1. Executive summary
AI Mirror turns an invisible acquisition risk into visible evidence: what AI systems say when buyers ask who to choose.
The immediate business is a productized audit. The audit asks real buyer prompts across AI systems and returns screenshots, visibility scores, competitor comparisons, incorrect claims, and fixes. The first customer should not buy software. They should buy certainty.
2. Core thesis
Search behavior is splitting.
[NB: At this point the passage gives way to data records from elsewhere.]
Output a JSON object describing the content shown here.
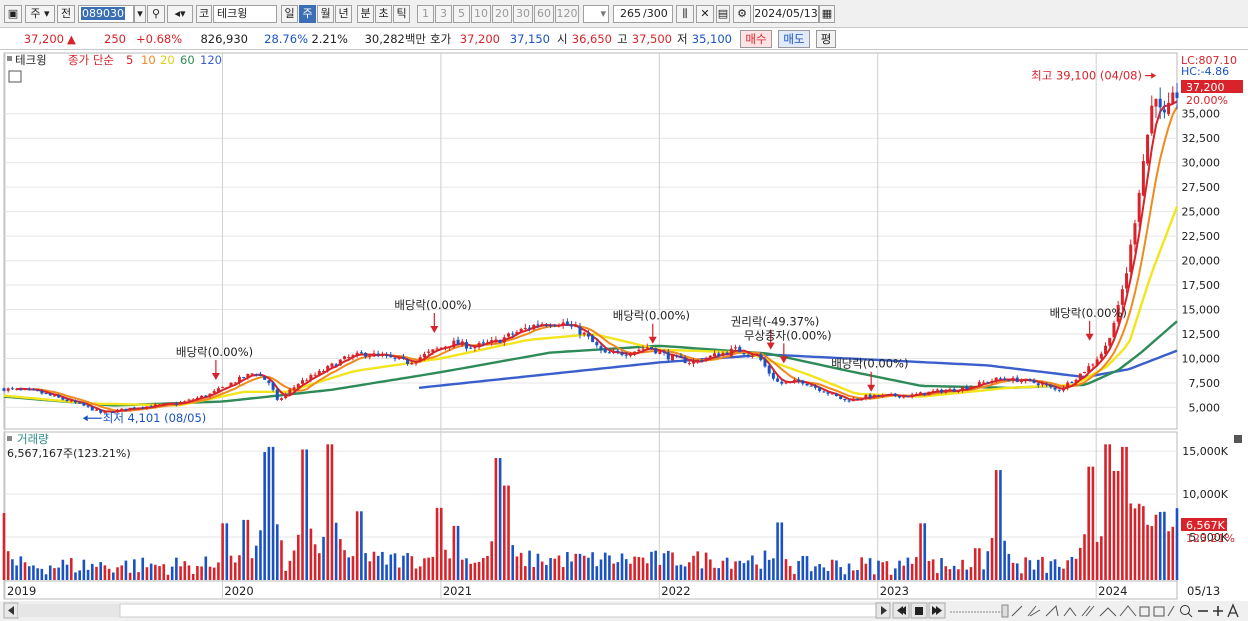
{
  "toolbar": {
    "market": "주",
    "prev_label": "전",
    "code": "089030",
    "class": "코",
    "name": "테크윙",
    "periods": [
      "일",
      "주",
      "월",
      "년",
      "분",
      "초",
      "틱"
    ],
    "selected_period": "주",
    "multipliers": [
      "1",
      "3",
      "5",
      "10",
      "20",
      "30",
      "60",
      "120"
    ],
    "count_value": "265",
    "count_max": "/300",
    "date": "2024/05/13"
  },
  "quote": {
    "price": "37,200",
    "change_arrow": "▲",
    "change": "250",
    "change_pct": "+0.68%",
    "volume": "826,930",
    "turnover_rate": "28.76%",
    "pct2": "2.21%",
    "amount": "30,282백만",
    "bid_label": "호가",
    "ask": "37,200",
    "bid": "37,150",
    "open_label": "시",
    "open": "36,650",
    "high_label": "고",
    "high": "37,500",
    "low_label": "저",
    "low": "35,100",
    "buy_label": "매수",
    "sell_label": "매도",
    "eval_label": "평"
  },
  "colors": {
    "up": "#d8232a",
    "down": "#1a52c4",
    "ma5": "#d8232a",
    "ma10": "#f08a1c",
    "ma20": "#f2e51e",
    "ma60": "#2e8b57",
    "ma120": "#3a5fcd",
    "grid": "#e6e6e6"
  },
  "chart_data": [
    {
      "type": "candlestick",
      "panel": "price",
      "name_label": "테크윙",
      "ma_label": "종가 단순",
      "ma_periods": [
        "5",
        "10",
        "20",
        "60",
        "120"
      ],
      "ylim": [
        3000,
        41000
      ],
      "yticks": [
        5000,
        7500,
        10000,
        12500,
        15000,
        17500,
        20000,
        22500,
        25000,
        27500,
        30000,
        32500,
        35000
      ],
      "ytick_labels": [
        "5,000",
        "7,500",
        "10,000",
        "12,500",
        "15,000",
        "17,500",
        "20,000",
        "22,500",
        "25,000",
        "27,500",
        "30,000",
        "32,500",
        "35,000"
      ],
      "x_labels": [
        "2019",
        "2020",
        "2021",
        "2022",
        "2023",
        "2024",
        "05/13"
      ],
      "x_years": [
        2019,
        2020,
        2021,
        2022,
        2023,
        2024
      ],
      "x_start": 2019.0,
      "x_end": 2024.37,
      "ref_lc": "LC:807.10",
      "ref_hc": "HC:-4.86",
      "current_price_label": "37,200",
      "current_pct_label": "20.00%",
      "close_keypoints": [
        [
          2019.0,
          6900
        ],
        [
          2019.15,
          6600
        ],
        [
          2019.35,
          5300
        ],
        [
          2019.45,
          4400
        ],
        [
          2019.6,
          5000
        ],
        [
          2019.8,
          5400
        ],
        [
          2019.95,
          6400
        ],
        [
          2020.05,
          7600
        ],
        [
          2020.15,
          8600
        ],
        [
          2020.22,
          7400
        ],
        [
          2020.25,
          5600
        ],
        [
          2020.35,
          7500
        ],
        [
          2020.45,
          8600
        ],
        [
          2020.55,
          9900
        ],
        [
          2020.65,
          10500
        ],
        [
          2020.75,
          10100
        ],
        [
          2020.85,
          9600
        ],
        [
          2020.95,
          10600
        ],
        [
          2021.05,
          11600
        ],
        [
          2021.15,
          11200
        ],
        [
          2021.25,
          11700
        ],
        [
          2021.35,
          12700
        ],
        [
          2021.45,
          13600
        ],
        [
          2021.55,
          13700
        ],
        [
          2021.65,
          12600
        ],
        [
          2021.75,
          10400
        ],
        [
          2021.85,
          10600
        ],
        [
          2021.95,
          11200
        ],
        [
          2022.05,
          10100
        ],
        [
          2022.15,
          9600
        ],
        [
          2022.25,
          10300
        ],
        [
          2022.35,
          10900
        ],
        [
          2022.45,
          10300
        ],
        [
          2022.5,
          8600
        ],
        [
          2022.55,
          7400
        ],
        [
          2022.65,
          7700
        ],
        [
          2022.75,
          6700
        ],
        [
          2022.85,
          5700
        ],
        [
          2022.95,
          6100
        ],
        [
          2023.05,
          6200
        ],
        [
          2023.15,
          6200
        ],
        [
          2023.25,
          6600
        ],
        [
          2023.35,
          6800
        ],
        [
          2023.45,
          7300
        ],
        [
          2023.55,
          7900
        ],
        [
          2023.65,
          7800
        ],
        [
          2023.75,
          7400
        ],
        [
          2023.82,
          6700
        ],
        [
          2023.9,
          7900
        ],
        [
          2023.98,
          9400
        ],
        [
          2024.04,
          11000
        ],
        [
          2024.1,
          15000
        ],
        [
          2024.15,
          20000
        ],
        [
          2024.2,
          28000
        ],
        [
          2024.25,
          35000
        ],
        [
          2024.27,
          38000
        ],
        [
          2024.3,
          34000
        ],
        [
          2024.33,
          35000
        ],
        [
          2024.37,
          37200
        ]
      ],
      "ma120_keypoints": [
        [
          2020.9,
          7000
        ],
        [
          2022.0,
          9600
        ],
        [
          2022.5,
          10400
        ],
        [
          2023.5,
          9300
        ],
        [
          2023.95,
          8100
        ],
        [
          2024.15,
          8900
        ],
        [
          2024.37,
          10800
        ]
      ],
      "ma60_keypoints": [
        [
          2019.0,
          6100
        ],
        [
          2019.5,
          5200
        ],
        [
          2020.0,
          5600
        ],
        [
          2020.5,
          6800
        ],
        [
          2021.0,
          8600
        ],
        [
          2021.5,
          10600
        ],
        [
          2022.0,
          11300
        ],
        [
          2022.5,
          10500
        ],
        [
          2022.85,
          8800
        ],
        [
          2023.2,
          7200
        ],
        [
          2023.6,
          7000
        ],
        [
          2023.95,
          7300
        ],
        [
          2024.1,
          8800
        ],
        [
          2024.2,
          10500
        ],
        [
          2024.37,
          13800
        ]
      ],
      "ma20_keypoints": [
        [
          2019.0,
          6200
        ],
        [
          2019.4,
          5400
        ],
        [
          2019.8,
          5200
        ],
        [
          2020.1,
          6600
        ],
        [
          2020.3,
          6600
        ],
        [
          2020.6,
          8700
        ],
        [
          2021.0,
          10000
        ],
        [
          2021.4,
          11900
        ],
        [
          2021.7,
          12500
        ],
        [
          2022.0,
          10900
        ],
        [
          2022.4,
          10600
        ],
        [
          2022.7,
          8200
        ],
        [
          2022.9,
          6400
        ],
        [
          2023.2,
          6100
        ],
        [
          2023.6,
          7000
        ],
        [
          2023.9,
          7300
        ],
        [
          2024.05,
          9200
        ],
        [
          2024.15,
          11500
        ],
        [
          2024.25,
          18500
        ],
        [
          2024.37,
          25500
        ]
      ],
      "annotations": [
        {
          "text": "배당락(0.00%)",
          "x": 2019.97,
          "y": 7600,
          "arrow": true
        },
        {
          "text": "배당락(0.00%)",
          "x": 2020.97,
          "y": 12400,
          "arrow": true
        },
        {
          "text": "배당락(0.00%)",
          "x": 2021.97,
          "y": 11300,
          "arrow": true
        },
        {
          "text": "권리락(-49.37%)",
          "x": 2022.51,
          "y": 10700,
          "arrow": true
        },
        {
          "text": "무상증자(0.00%)",
          "x": 2022.57,
          "y": 9300,
          "arrow": true
        },
        {
          "text": "배당락(0.00%)",
          "x": 2022.97,
          "y": 6400,
          "arrow": true
        },
        {
          "text": "배당락(0.00%)",
          "x": 2023.97,
          "y": 11600,
          "arrow": true
        },
        {
          "text": "최고 39,100 (04/08)",
          "x": 2024.27,
          "y": 39100,
          "arrow": false
        },
        {
          "text": "최저 4,101 (08/05)",
          "x": 2019.42,
          "y": 4101,
          "arrow": false
        }
      ]
    },
    {
      "type": "bar",
      "panel": "volume",
      "title": "거래량",
      "latest": "6,567,167주(123.21%)",
      "latest_value_label": "6,567K",
      "latest_pct_label": "123.21%",
      "ylim": [
        0,
        17000000
      ],
      "yticks": [
        5000000,
        10000000,
        15000000
      ],
      "ytick_labels": [
        "5,000K",
        "10,000K",
        "15,000K"
      ],
      "spikes": [
        [
          2019.0,
          7800000
        ],
        [
          2020.02,
          6600000
        ],
        [
          2020.1,
          7000000
        ],
        [
          2020.2,
          14900000
        ],
        [
          2020.23,
          15500000
        ],
        [
          2020.38,
          15200000
        ],
        [
          2020.5,
          15800000
        ],
        [
          2020.63,
          8000000
        ],
        [
          2021.0,
          8400000
        ],
        [
          2021.07,
          6300000
        ],
        [
          2021.27,
          14200000
        ],
        [
          2021.3,
          11000000
        ],
        [
          2022.55,
          6700000
        ],
        [
          2023.2,
          6600000
        ],
        [
          2023.45,
          3700000
        ],
        [
          2023.55,
          12800000
        ],
        [
          2023.97,
          13200000
        ],
        [
          2024.06,
          15800000
        ],
        [
          2024.1,
          12700000
        ],
        [
          2024.13,
          15500000
        ],
        [
          2024.2,
          8600000
        ],
        [
          2024.28,
          7600000
        ],
        [
          2024.37,
          6570000
        ]
      ]
    }
  ]
}
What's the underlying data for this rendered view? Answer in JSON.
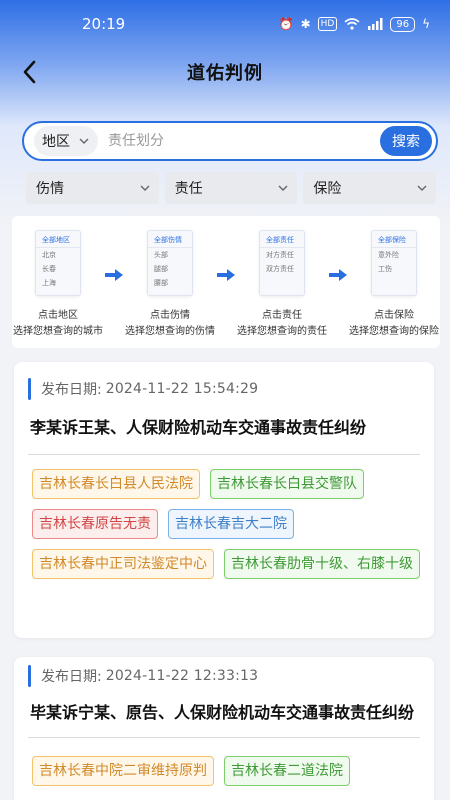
{
  "status": {
    "time": "20:19",
    "battery": "96",
    "hd": "HD"
  },
  "header": {
    "title": "道佑判例"
  },
  "search": {
    "region": "地区",
    "placeholder": "责任划分",
    "button": "搜索"
  },
  "filters": [
    "伤情",
    "责任",
    "保险"
  ],
  "guide": {
    "steps": [
      {
        "card": [
          "全部地区",
          "北京",
          "长春",
          "上海"
        ],
        "line1": "点击地区",
        "line2": "选择您想查询的城市"
      },
      {
        "card": [
          "全部伤情",
          "头部",
          "腿部",
          "腰部"
        ],
        "line1": "点击伤情",
        "line2": "选择您想查询的伤情"
      },
      {
        "card": [
          "全部责任",
          "对方责任",
          "双方责任"
        ],
        "line1": "点击责任",
        "line2": "选择您想查询的责任"
      },
      {
        "card": [
          "全部保险",
          "意外险",
          "工伤"
        ],
        "line1": "点击保险",
        "line2": "选择您想查询的保险"
      }
    ]
  },
  "cases": [
    {
      "date_label": "发布日期:",
      "date": "2024-11-22 15:54:29",
      "title": "李某诉王某、人保财险机动车交通事故责任纠纷",
      "tags": [
        {
          "text": "吉林长春长白县人民法院",
          "color": "orange"
        },
        {
          "text": "吉林长春长白县交警队",
          "color": "green"
        },
        {
          "text": "吉林长春原告无责",
          "color": "red"
        },
        {
          "text": "吉林长春吉大二院",
          "color": "blue"
        },
        {
          "text": "吉林长春中正司法鉴定中心",
          "color": "orange"
        },
        {
          "text": "吉林长春肋骨十级、右膝十级",
          "color": "green"
        }
      ]
    },
    {
      "date_label": "发布日期:",
      "date": "2024-11-22 12:33:13",
      "title": "毕某诉宁某、原告、人保财险机动车交通事故责任纠纷",
      "tags": [
        {
          "text": "吉林长春中院二审维持原判",
          "color": "orange"
        },
        {
          "text": "吉林长春二道法院",
          "color": "green"
        }
      ]
    }
  ],
  "colors": {
    "accent": "#2a6fe0",
    "header_gradient_top": "#2f6fe6"
  }
}
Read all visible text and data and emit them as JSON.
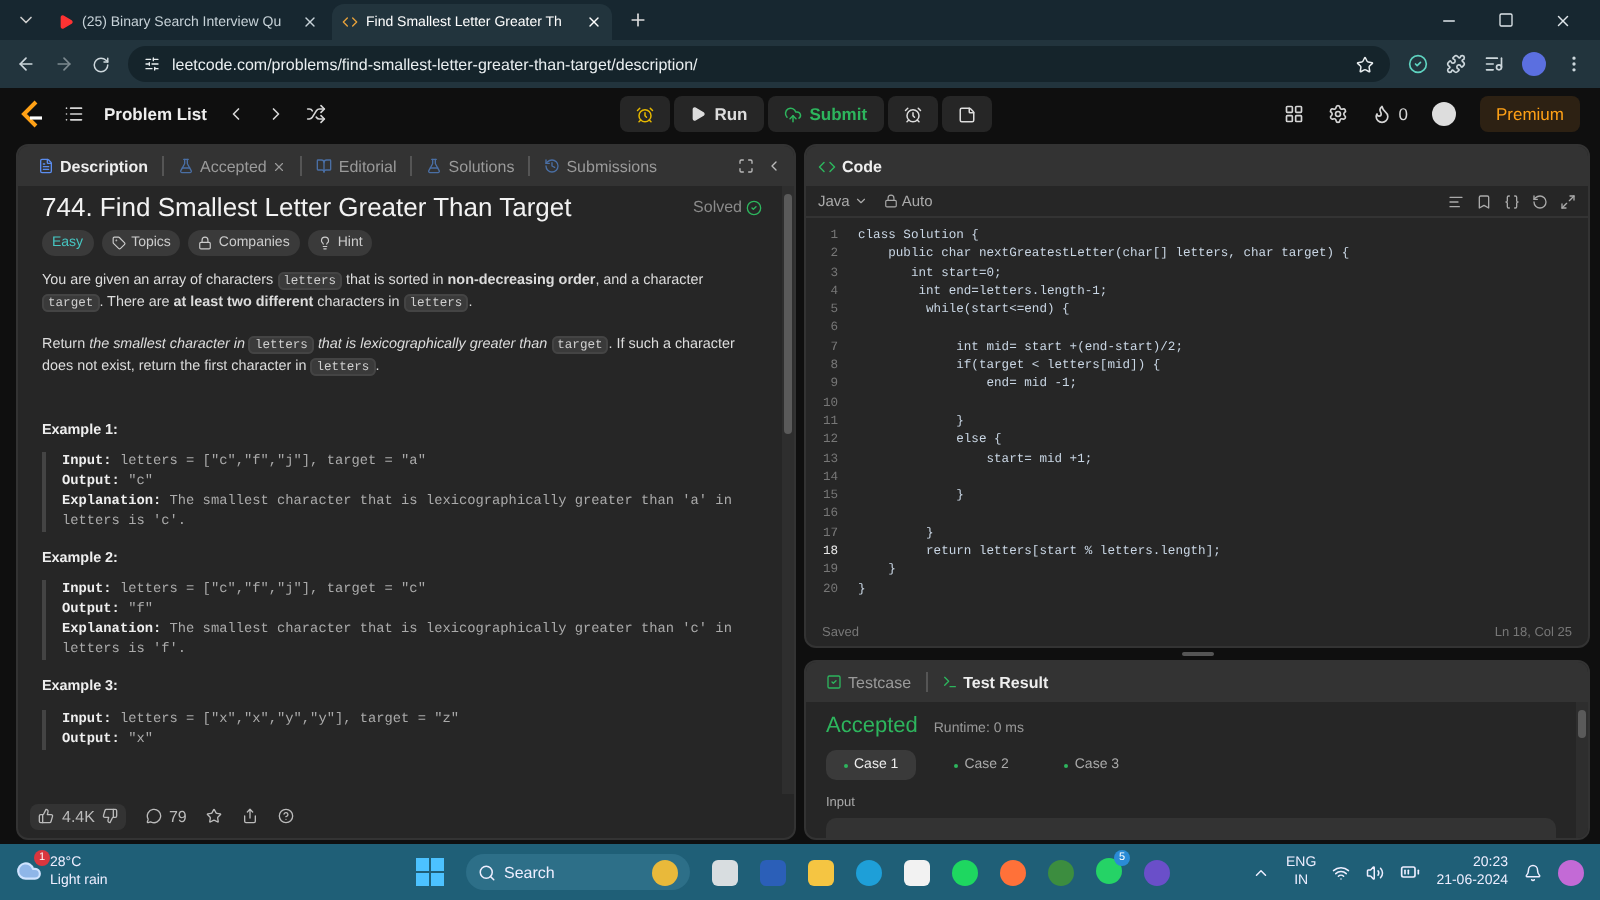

Buyers still use Google, but increasingly ask AI systems for shortlists, comparisons, alternatives, and recommendations.
When a buyer asks ChatGPT, “Which agency should we hire?”, the answer may become a hidden lead-routing event. If the AI recommends a competitor, the target company never sees the lost demand. No impression. No click. No attribution. Just absence.
Old world
Company competes for Google rankings, ads, referrals, review sites, and direct brand recall.
New layer
Company also competes inside generated AI answers, where the buyer may accept the shortlist without visiting ten websites.
First-principles breakdown
- Buyers need trusted shortcuts.
- AI systems provide compressed recommendations.
- Recommendations are shaped by public information, citations, brand clarity, category language, and source consistency.
- If a company is absent or misdescribed, it loses opportunities before the sales funnel begins.
- Companies will pay to see and reduce that invisible loss if the proof is concrete enough.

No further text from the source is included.